18th Deputy Chief of Chaplains for Reserve Matters
- In office October 2013 – October 2016
- Preceded by: Gregory C. Horn

Personal details
- Born: Daniel Lee Gard January 29, 1954 (age 72)
- Spouse: Annette K. (Scheumann) Gard
- Children: Rachel Gard, Hannah Gard, Caleb Gard
- Alma mater: Carthage College; Concordia Theological Seminary; University of Notre Dame;
- Awards: Legion of MeritDefense Meritorious Service Medal; Meritorious Service Medal; Navy and Marine Corps Commendation Medal; Navy and Marine Corps Achievement Medal;
- Nickname: Dan

Military service
- Allegiance: United States
- Branch/service: United States Navy
- Years of service: 1988–2016
- Rank: Rear Admiral

= Daniel L. Gard =

United States Navy rear admiral

Daniel L. Gard is a retired rear admiral in the United States Navy Reserve and was Deputy Chief of Chaplains for Reserve Matters of the United States Navy Chaplain Corps. He was also the president of Concordia University Chicago.

==Civilian career==
Gard was the 11th president of Concordia University Chicago, retiring in 2019. He was a member of the faculty of Concordia Theological Seminary from 1989 to 2014, and again since 2019. Previously, he served as a Lutheran pastor in Mishawaka, Indiana.

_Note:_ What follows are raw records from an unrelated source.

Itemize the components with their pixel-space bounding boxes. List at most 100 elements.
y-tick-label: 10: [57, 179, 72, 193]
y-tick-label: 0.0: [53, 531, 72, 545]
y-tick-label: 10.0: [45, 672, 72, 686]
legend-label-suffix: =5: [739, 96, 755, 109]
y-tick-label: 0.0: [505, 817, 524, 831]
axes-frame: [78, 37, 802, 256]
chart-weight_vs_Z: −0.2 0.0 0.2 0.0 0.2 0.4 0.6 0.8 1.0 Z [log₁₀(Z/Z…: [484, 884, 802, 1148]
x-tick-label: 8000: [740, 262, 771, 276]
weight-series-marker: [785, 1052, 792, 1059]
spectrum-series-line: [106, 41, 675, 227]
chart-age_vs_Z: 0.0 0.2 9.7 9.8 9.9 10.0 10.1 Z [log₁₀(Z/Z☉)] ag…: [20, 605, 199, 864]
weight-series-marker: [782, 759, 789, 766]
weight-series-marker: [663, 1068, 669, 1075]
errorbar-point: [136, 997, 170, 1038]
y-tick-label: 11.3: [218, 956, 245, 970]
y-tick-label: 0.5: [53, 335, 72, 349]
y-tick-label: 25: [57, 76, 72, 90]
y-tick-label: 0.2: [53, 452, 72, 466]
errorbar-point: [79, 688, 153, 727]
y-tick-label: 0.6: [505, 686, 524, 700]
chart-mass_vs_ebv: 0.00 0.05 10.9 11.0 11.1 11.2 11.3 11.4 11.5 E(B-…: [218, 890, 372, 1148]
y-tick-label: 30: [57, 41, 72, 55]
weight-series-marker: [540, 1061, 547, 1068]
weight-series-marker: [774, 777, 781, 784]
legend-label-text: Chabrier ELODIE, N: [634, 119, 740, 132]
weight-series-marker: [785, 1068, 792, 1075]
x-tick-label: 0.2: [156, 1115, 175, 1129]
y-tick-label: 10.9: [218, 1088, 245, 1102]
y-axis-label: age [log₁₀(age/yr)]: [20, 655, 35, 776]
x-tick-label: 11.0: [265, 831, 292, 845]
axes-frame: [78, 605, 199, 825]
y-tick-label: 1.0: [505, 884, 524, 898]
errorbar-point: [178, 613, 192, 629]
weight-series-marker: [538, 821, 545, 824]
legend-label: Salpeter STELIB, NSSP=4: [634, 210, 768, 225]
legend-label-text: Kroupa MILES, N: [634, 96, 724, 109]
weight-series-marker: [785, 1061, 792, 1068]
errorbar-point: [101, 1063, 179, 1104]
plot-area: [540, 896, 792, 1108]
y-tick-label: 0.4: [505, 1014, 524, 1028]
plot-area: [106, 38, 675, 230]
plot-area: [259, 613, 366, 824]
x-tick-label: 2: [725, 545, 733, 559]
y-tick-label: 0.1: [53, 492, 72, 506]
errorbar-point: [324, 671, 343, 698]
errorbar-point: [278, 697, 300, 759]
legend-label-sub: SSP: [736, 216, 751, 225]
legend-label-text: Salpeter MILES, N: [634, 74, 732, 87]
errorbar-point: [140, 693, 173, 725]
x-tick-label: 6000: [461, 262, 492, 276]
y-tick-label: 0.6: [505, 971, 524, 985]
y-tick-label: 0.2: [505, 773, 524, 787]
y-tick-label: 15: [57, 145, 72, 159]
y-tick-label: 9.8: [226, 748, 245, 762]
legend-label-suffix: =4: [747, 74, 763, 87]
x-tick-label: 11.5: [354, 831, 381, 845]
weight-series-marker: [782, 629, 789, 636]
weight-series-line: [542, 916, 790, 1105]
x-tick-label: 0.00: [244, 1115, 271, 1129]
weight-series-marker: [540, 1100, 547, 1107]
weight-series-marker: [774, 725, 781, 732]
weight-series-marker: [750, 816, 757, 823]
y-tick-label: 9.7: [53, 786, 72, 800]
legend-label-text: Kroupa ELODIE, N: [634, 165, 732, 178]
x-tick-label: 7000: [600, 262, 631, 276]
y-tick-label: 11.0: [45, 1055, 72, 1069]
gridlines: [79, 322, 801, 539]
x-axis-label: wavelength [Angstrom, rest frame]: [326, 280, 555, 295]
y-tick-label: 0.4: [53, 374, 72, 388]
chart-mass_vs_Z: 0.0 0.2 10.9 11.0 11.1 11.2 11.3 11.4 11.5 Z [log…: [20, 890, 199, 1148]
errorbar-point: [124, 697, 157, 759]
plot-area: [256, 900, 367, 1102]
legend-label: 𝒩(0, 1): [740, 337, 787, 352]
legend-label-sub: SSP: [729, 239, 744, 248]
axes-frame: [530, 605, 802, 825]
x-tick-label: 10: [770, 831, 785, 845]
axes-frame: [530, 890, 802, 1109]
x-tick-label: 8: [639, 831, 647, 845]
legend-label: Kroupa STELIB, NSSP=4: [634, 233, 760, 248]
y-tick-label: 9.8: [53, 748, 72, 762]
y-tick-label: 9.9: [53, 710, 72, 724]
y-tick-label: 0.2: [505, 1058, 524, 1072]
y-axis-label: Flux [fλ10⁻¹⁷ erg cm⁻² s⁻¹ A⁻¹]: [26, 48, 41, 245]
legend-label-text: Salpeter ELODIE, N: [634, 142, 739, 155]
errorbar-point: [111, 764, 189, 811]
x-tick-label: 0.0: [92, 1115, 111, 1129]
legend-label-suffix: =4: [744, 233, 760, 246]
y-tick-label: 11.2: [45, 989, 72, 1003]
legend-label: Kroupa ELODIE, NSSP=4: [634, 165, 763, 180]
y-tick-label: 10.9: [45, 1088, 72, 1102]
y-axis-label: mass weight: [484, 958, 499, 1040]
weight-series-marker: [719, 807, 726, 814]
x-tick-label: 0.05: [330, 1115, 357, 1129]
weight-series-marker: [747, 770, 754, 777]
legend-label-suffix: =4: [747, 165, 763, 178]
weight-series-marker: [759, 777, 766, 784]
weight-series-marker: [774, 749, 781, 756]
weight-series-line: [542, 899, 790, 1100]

He is a graduate of Carthage College, Concordia Theological Seminary, and the University of Notre Dame.

==Military career==
Gard was commissioned a lieutenant (junior grade) in the Navy Reserve in 1988. His assignments include being stationed at Naval Air Station Sigonella, Deputy Force Chaplain and Deputy Director of Operations Ministry of the United States Atlantic Fleet, Deputy Force Chaplain of the United States Marine Corps Reserve and Deputy Chaplain of the United States Marine Corps for Reserve Matters.

Following the September 11 attacks, Gard took part in the recovery operations of The Pentagon. He was later deployed to serve in the Iraq War and as Deputy Force Chaplain for Marine Forces Reserve before serving as Joint Task Force Chaplain of Joint Task Force Guantanamo. In 2013, he served as Deputy Chaplain of the Marine Corps for Reserve Matters. Gard assumed his duties as Rear Admiral and Deputy Chief of Chaplains for Reserve Matters in 2013 and retired in 2016.

Awards he has received include the Legion of Merit, Defense Meritorious Service Medal, the Meritorious Service Medal, the Navy and Marine Corps Commendation Medal and the Navy and Marine Corps Achievement Medal.